Da der Product Owner für den Gesamterfolg des Projekts zuständig ist, ist er auch die erste Anlaufstelle für externe Projektbeteiligte. Das können Lieferant*innen, Auftraggeber*innen oder Geschäftspartner*innen sein. Als Bindeglied zwischen Team und externen Interessensgruppen muss der Product Owner stets Anforderungen von außen mit intern geplanten Aufgaben abgleichen und ggf. aufeinander abstimmen. Er kommuniziert den Projektverlauf und setzt finanzielle sowie zeitliche Limits in Abstimmung mit der Auftraggeber*in eines Projekts. Der Product Owner ist also quasi das Sprachrohr in einer jeden Produktentwicklung.

6. Done oder nicht done? – Überprüfung der vollbrachten Aufgaben

Ganz wichtig: Ein Product Owner überprüft die vom Team umgesetzten Anforderungen laut Product Backlog, nimmt diese ab oder fordert, wenn notwendig, eine Überarbeitung ein. Das geschieht nach jedem Sprint im Review und kann mit Hilfe der Definition of Done erleichtert werden.

Diese legt vorab fest, welche Kriterien und Tasks erfüllt sein müssen, damit ein Feature als „done“ betrachtet wird. Auch hier ist wichtig, dass von Vornherein ein Konsens zwischen Team und Product Owner darüber besteht, wann eine Aufgabe als erfüllt gilt und wann sie noch zu bearbeiten ist. So wird auch im Review das Konfliktpotenzial minimiert und der Workflow im neuen Sprint verbessert.

Zusammenarbeit

Welche Aufgaben hat der Product Owner NICHT?

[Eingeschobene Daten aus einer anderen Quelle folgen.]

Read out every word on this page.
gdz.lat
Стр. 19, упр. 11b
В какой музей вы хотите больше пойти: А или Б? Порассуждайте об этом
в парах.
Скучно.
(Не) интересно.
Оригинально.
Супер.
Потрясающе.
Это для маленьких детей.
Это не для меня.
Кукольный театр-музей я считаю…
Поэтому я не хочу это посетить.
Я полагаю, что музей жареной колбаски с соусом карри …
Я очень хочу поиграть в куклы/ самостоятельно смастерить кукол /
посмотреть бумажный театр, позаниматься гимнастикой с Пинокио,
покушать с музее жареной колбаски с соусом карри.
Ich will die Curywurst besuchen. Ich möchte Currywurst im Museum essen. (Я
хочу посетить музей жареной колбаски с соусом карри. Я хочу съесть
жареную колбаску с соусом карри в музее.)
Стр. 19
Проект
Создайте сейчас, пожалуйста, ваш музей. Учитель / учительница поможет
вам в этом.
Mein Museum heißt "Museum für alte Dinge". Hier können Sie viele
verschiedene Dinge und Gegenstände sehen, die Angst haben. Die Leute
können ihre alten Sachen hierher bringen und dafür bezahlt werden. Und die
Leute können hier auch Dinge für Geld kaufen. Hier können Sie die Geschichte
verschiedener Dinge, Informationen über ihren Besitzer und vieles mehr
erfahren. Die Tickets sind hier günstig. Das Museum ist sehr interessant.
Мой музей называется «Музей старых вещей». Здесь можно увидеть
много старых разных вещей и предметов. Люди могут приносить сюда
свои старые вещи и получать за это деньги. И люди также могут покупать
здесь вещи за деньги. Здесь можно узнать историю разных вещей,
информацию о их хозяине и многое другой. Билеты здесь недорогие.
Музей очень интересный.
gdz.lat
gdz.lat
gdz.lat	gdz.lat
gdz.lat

Der Product Owner hat also nach außen hin die größte Verantwortung in einem Projekt. Dennoch sind seinem Zuständigkeitsbereich Grenzen gesetzt, die Scrum auch vorgibt.

  1. Der Product Owner ist kein „Chef“

Ein Product Owner ist kein*e Teamleiter*in. Product Owner sind zwar dafür zuständig, den Anforderungskatalog auf Erfüllung durch Entwickler*innen und Co zu überprüfen. Sie haben jedoch weder die Pflicht noch das Recht dazu, wie auch immer gearteten Druck auf einzelne Teammitglieder auszuüben, wenn diese ihrer Aufgabe nicht nachkommen. Da sie trotzdem dafür geradestehen müssen, wenn ein Projekt in die Hose geht, sind sie umso mehr auf die Unterstützung kompetenter Teamleiter*innen angewiesen oder – bei kleinen Teams – auf die Eigenverantwortlichkeit aller Mitarbeitenden.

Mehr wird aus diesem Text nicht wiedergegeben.